Use Olmstead to Increase Pay For Homecare Workers


Big Ideas in Improving Homecare
With James Weisman

James Weisman was General Counsel for United Spinal Association for over 40 years and became President and CEO in 2015. He is a recognized expert on disability rights who led efforts on public transit and taxicab accessibility in New York City and other major cities. Weisman was a key negotiator with Congress in drafting and achieving the passage of the Americans with Disabilities Act.
James Weisman was General Counsel for United Spinal Association for over 40 years and became President and CEO in 2015. He is a recognized expert on disability rights who led efforts on public transit and taxicab accessibility in New York City and other major cities. Weisman was a key negotiator with Congress in drafting and achieving the passage of the Americans with Disabilities Act.

Editor’s Note: The U.S. Supreme Court’s 1999 landmark decision in Olmstead vs.
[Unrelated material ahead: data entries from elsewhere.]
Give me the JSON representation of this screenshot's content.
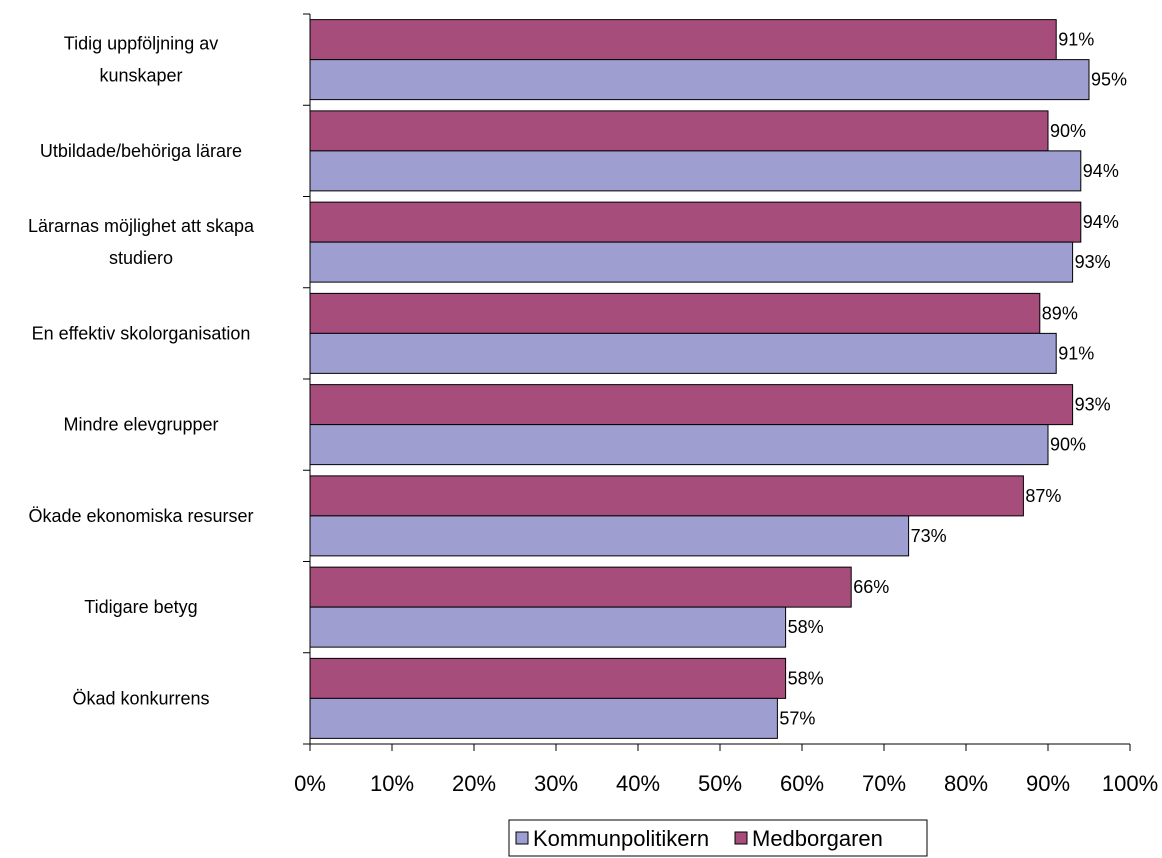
{
  "chart_data": {
    "type": "bar",
    "orientation": "horizontal",
    "categories": [
      [
        "Tidig uppföljning av",
        "kunskaper"
      ],
      [
        "Utbildade/behöriga lärare"
      ],
      [
        "Lärarnas möjlighet att skapa",
        "studiero"
      ],
      [
        "En effektiv skolorganisation"
      ],
      [
        "Mindre elevgrupper"
      ],
      [
        "Ökade ekonomiska resurser"
      ],
      [
        "Tidigare betyg"
      ],
      [
        "Ökad konkurrens"
      ]
    ],
    "series": [
      {
        "name": "Medborgaren",
        "color": "#A64D7C",
        "values": [
          91,
          90,
          94,
          89,
          93,
          87,
          66,
          58
        ],
        "labels": [
          "91%",
          "90%",
          "94%",
          "89%",
          "93%",
          "87%",
          "66%",
          "58%"
        ]
      },
      {
        "name": "Kommunpolitikern",
        "color": "#9E9ED0",
        "values": [
          95,
          94,
          93,
          91,
          90,
          73,
          58,
          57
        ],
        "labels": [
          "95%",
          "94%",
          "93%",
          "91%",
          "90%",
          "73%",
          "58%",
          "57%"
        ]
      }
    ],
    "xlim": [
      0,
      100
    ],
    "x_ticks": [
      "0%",
      "10%",
      "20%",
      "30%",
      "40%",
      "50%",
      "60%",
      "70%",
      "80%",
      "90%",
      "100%"
    ],
    "legend": {
      "position": "bottom",
      "items": [
        {
          "label": "Kommunpolitikern",
          "color": "#9E9ED0"
        },
        {
          "label": "Medborgaren",
          "color": "#A64D7C"
        }
      ]
    },
    "gridlines": false
  }
}
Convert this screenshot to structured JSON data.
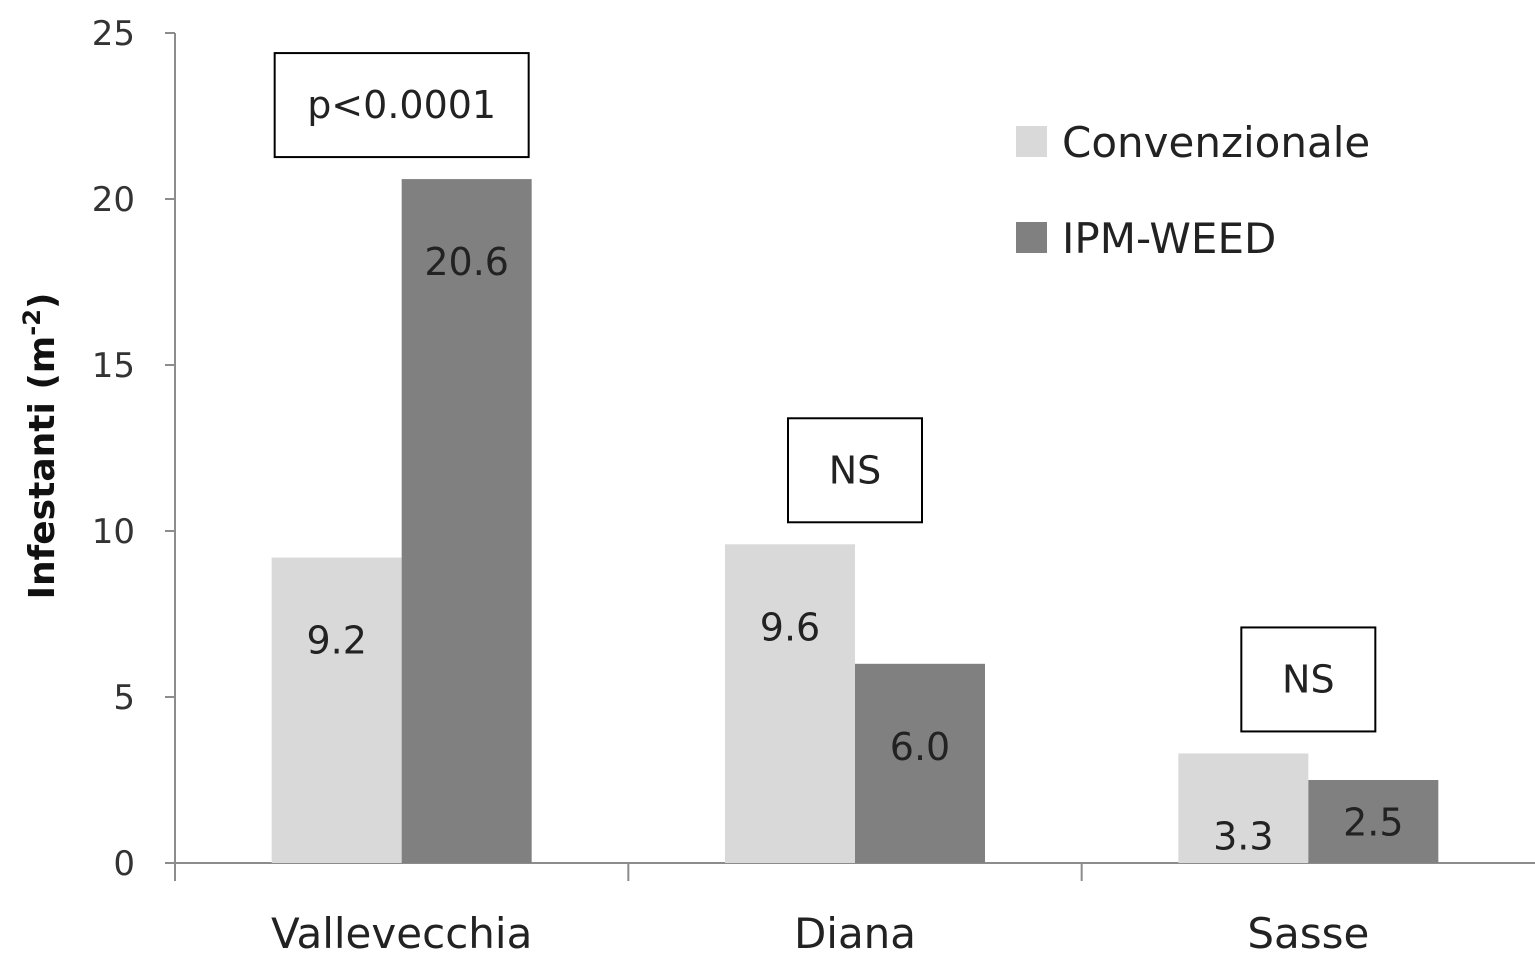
{
  "chart_data": {
    "type": "bar",
    "title": "",
    "xlabel": "",
    "ylabel": "Infestanti (m",
    "ylabel_sup": "-2",
    "ylabel_close": ")",
    "ylim": [
      0,
      25
    ],
    "yticks": [
      "0",
      "5",
      "10",
      "15",
      "20",
      "25"
    ],
    "categories": [
      "Vallevecchia",
      "Diana",
      "Sasse"
    ],
    "series": [
      {
        "name": "Convenzionale",
        "color": "#d9d9d9",
        "values": [
          9.2,
          9.6,
          3.3
        ],
        "labels": [
          "9.2",
          "9.6",
          "3.3"
        ]
      },
      {
        "name": "IPM-WEED",
        "color": "#808080",
        "values": [
          20.6,
          6.0,
          2.5
        ],
        "labels": [
          "20.6",
          "6.0",
          "2.5"
        ]
      }
    ],
    "annotations": [
      "p<0.0001",
      "NS",
      "NS"
    ],
    "legend_position": "top-right",
    "grid": false
  }
}
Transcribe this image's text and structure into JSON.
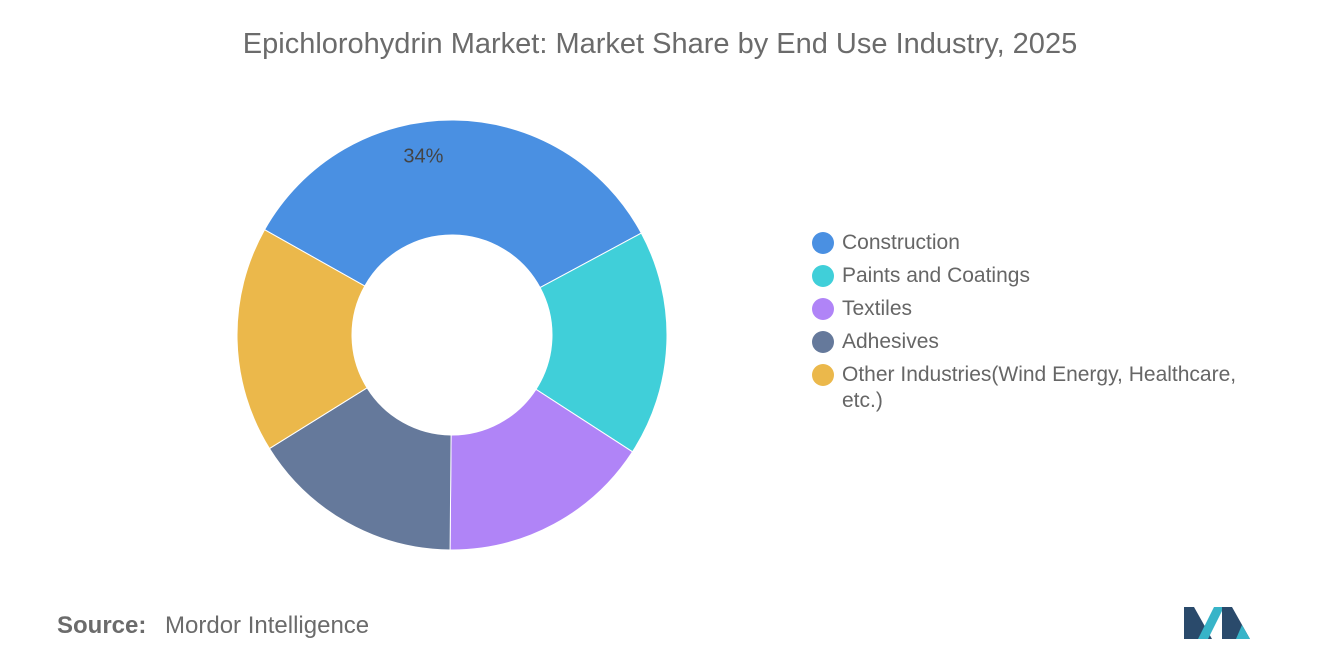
{
  "chart_data": {
    "type": "pie",
    "donut": true,
    "title": "Epichlorohydrin Market: Market Share by End Use Industry, 2025",
    "categories": [
      "Construction",
      "Paints and Coatings",
      "Textiles",
      "Adhesives",
      "Other Industries(Wind Energy, Healthcare, etc.)"
    ],
    "values": [
      34,
      17,
      16,
      16,
      17
    ],
    "colors": [
      "#4a90e2",
      "#40cfd9",
      "#b084f7",
      "#65799b",
      "#ebb84b"
    ],
    "data_labels": [
      "34%",
      "",
      "",
      "",
      ""
    ],
    "legend_position": "right"
  },
  "source": {
    "label": "Source:",
    "value": "Mordor Intelligence"
  },
  "logo": {
    "icon": "mordor-intelligence-logo-icon",
    "colors": [
      "#2a4a6b",
      "#38b4c8"
    ]
  }
}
L.C. found that the Americans with Disabilities Act gives disabled people the right to live in the most integrated setting possible. If a state funds both nursing facilities and homecare programs, then a disabled person has a right to choose homecare.

But why stop there, asks United Spinal Association President and CEO James Weisman. Why not use Olmstead to increase the pay of home health workers?

NEW MOBILITY: What’s the Big Idea about leveraging the Olmstead decision?

James Weisman: The big idea is that if the responsibility of the government, under Olmstead, is to keep you in the community, then the government must raise the wages of home health workers to attract people to the profession.

Most home care is paid by Medicaid. Both the feds and state governments administer Medicaid, and Health and Human Services, through the Centers for Medicare & Medicaid Services, makes the standards for home care — or what you’re eligible for.

NM:
Are states required to provide homecare?

JW:
HHS doesn’t require states to provide home care, but most states do in some way. If a state is providing home care through Medicaid, and decides that it can’t deliver care to you because there are no workers, what’s their responsibility? Is it to put you in a nursing home? Or to keep you in the community? Right now, you can end up in a nursing home, by default, even if you’re eligible for homecare. The default to the nursing home is so much more expensive than home care. That bodes well in our favor, if policymakers begin to listen.

NM:
We know that supply for workers doesn’t meet the demand for services. What other solutions might attract more people to the field?

JW:
If you read Olmstead as saying states have to change the status quo and get people out of institutions, or prevent them from going in, you see states are not doing it. They’re throwing up their hands saying, “That’s all we can do! We’re paying minimum wage or slightly over, and that’s all we can do.” I don’t think Olmstead allows that. Olmstead says figure it out.

So what are the solutions? Obviously, raising wages. Other ways to turn homecare into a real job, as I think Olmstead demands, could be immigration incentives, which this administration, of course, won’t do. But others might. You could prefer people for immigration who want to work in homecare. It’s employment of last resort right now, and whoever the newest immigrants are, that’s who is doing it. Either way, we need immigrants, and we don’t have them.

The other thing to do is make it more of a job — give workers benefits and paid vacations — and virtually none of that happens now.
Creating a job career path, too, would help. You come in as homecare worker, and then maybe you take nursing classes. States have to undertake those planning initiatives to meet Olmstead.

This is a problem that is not solving itself. It’s not going to go away. Now the economy has gone in the dumpster, so people are going to be laid off, and then you’ll get homecare workers again. I hate saying it like that, but if layoffs start, they’ll come out of the woodwork. It’s strictly a job for those people, though. Not a career.

NM:
How can our readers help?

JW:
They have to open their mouths. These types of changes don’t happen by themselves, especially now that resources are going to be stretched and we’re saying stretch them even more.

They have to tell their elected officials what they expect from them, and if they can’t get what they need, they should let us know. We want to help them to get to their elected officials, and to be their advocates. Squeaky wheels get some grease on this.